The role of the DAY NEUTRAL FLOWERING gene in the control of flowering time in Arabidopsis

Supervisor: Dr Steve Jackson, Warwick HRI, Warwick University, UK

Flowering time is an economically very important trait in crop plants, and the effect of the environment on flowering time has important resulting effects on the harvest time for that crop. Being able to understand, and ultimately control flowering time will enable more predictable flowering, better scheduling, and reduced wastage of crops. The model plant Arabidopsis is a facultative long day plant which flowers earlier in long days (LD) than it does in short days (SD). This project is focused on a flowering mutant of Arabidopsis thaliana, called day neutral flowering (dnf) because it has lost its response to photoperiod.
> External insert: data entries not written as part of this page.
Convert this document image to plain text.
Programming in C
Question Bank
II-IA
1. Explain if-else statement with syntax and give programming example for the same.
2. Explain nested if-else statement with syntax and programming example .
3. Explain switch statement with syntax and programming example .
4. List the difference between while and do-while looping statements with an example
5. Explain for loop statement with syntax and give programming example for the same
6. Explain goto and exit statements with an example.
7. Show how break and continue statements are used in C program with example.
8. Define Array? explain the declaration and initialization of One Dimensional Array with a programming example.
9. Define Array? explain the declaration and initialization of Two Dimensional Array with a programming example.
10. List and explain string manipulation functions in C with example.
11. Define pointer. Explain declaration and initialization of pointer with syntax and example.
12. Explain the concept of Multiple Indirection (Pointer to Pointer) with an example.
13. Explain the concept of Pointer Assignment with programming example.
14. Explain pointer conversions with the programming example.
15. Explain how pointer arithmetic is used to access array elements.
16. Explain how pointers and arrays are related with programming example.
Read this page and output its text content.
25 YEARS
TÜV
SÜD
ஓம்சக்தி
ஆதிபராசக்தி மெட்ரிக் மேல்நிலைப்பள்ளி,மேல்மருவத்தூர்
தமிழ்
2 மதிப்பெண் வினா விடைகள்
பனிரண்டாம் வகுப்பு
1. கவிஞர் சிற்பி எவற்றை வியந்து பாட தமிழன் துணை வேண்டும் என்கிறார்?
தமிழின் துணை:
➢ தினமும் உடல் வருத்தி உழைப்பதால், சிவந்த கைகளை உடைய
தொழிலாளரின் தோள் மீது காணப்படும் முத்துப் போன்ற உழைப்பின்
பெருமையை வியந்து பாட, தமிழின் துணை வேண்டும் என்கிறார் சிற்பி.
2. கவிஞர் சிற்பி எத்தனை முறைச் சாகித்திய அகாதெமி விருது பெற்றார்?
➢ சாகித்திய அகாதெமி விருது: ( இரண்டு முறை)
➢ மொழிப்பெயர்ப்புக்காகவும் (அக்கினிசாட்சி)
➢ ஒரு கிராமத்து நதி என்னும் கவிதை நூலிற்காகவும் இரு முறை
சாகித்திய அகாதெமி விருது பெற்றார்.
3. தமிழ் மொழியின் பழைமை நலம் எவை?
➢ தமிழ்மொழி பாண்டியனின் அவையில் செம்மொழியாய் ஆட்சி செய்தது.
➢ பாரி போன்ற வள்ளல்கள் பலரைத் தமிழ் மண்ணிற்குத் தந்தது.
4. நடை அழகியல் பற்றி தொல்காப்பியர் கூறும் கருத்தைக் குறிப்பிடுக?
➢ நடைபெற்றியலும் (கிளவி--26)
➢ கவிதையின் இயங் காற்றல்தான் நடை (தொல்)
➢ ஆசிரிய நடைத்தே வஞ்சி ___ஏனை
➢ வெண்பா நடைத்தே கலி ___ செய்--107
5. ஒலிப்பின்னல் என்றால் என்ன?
The mutant has lost its inhibition of flowering in SD, and thus flowers at the same time in both LD and SD. This has been shown to be due to a de- repressed expression pattern of the CONSTANS (CO) gene, which is a key inducer of flowering, thus resulting in the induction of flowering in SD. The DNF gene has been cloned and used to complement the mutant to restore the normal flowering response to photoperiod. The DNF gene is only expressed at a very precise time of the day (4-6h after dawn) and this is critical for the photoperiodic response. The DNF gene encodes a small protein of unknown function but has a domain showing some homology to a RING H-2 finger domain or a PHD domain. There are thus two hypothetical mechanisms of action of the DNF protein in regulating CO expression; i). It could act as a RING finger E3 ligase and be involved in targeting an activator of CO expression for degradation. This activator would be degraded in the first part of the day but not later in the day when DNF is not expressed, thus allowing CO expression to increase at the end of a LD. ii). DNF could bind to chromatin, via its PHD domain, in the vicinity of the CO promoter during the first part of the day thus preventing it becoming accessible to transcription factors that would activate CO expression.

This project will investigate the mechanism by which DNF regulates CO expression and therefore flowering time. This will enable progress towards novel strategies for the control of flowering time of crop plants.

Methodology In order to identify whether DNF is acting as a RING finger E3 ligase or as a PHD protein we will isolate and identify what type of proteins interact with DNF. We have already produced transgenic plants expressing DNF protein fused to a TAP tag, the TAP tag will enable us to purify the DNF-TAP protein and also any interacting proteins from plant protein extracts. The expressed DNF-TAP protein was able to complement the dnf mutation, indicating that the DNF-TAP fusion protein is active in vivo and is thus interacting with other proteins as normal. The DNF-TAP fusion protein and its interacting proteins will be purified using the TAP tag. Following this tandem purification the eluted proteins will be analysed by MALDI-MS or LC-MS/MS in the Proteomics Centre at Warwick University to identify peptides from the eluted complex. The identification of interacting proteins will give an indication of the mechanism by which DNF is acting to regulate CO expression. The role of these interacting proteins in the control of flowering time would be confirmed by obtaining Arabidopsis knockout mutant lines for these genes and investigating the effect of mutations in these genes on flowering time.

In another approach we will investigate directly whether DNF binds to chromatin to repress CO transcription. Using an antibody to the DNF protein in chromatin immunoprecipitation experiments regions of DNA that may be bound by the DNF protein will be identified. If DNF is binding chromatin then we will identify the binding site through gel retardation assays of different DNA fragments from that region, followed by binding and competition assays with short oligonucleotide sequences containing the suspected binding site.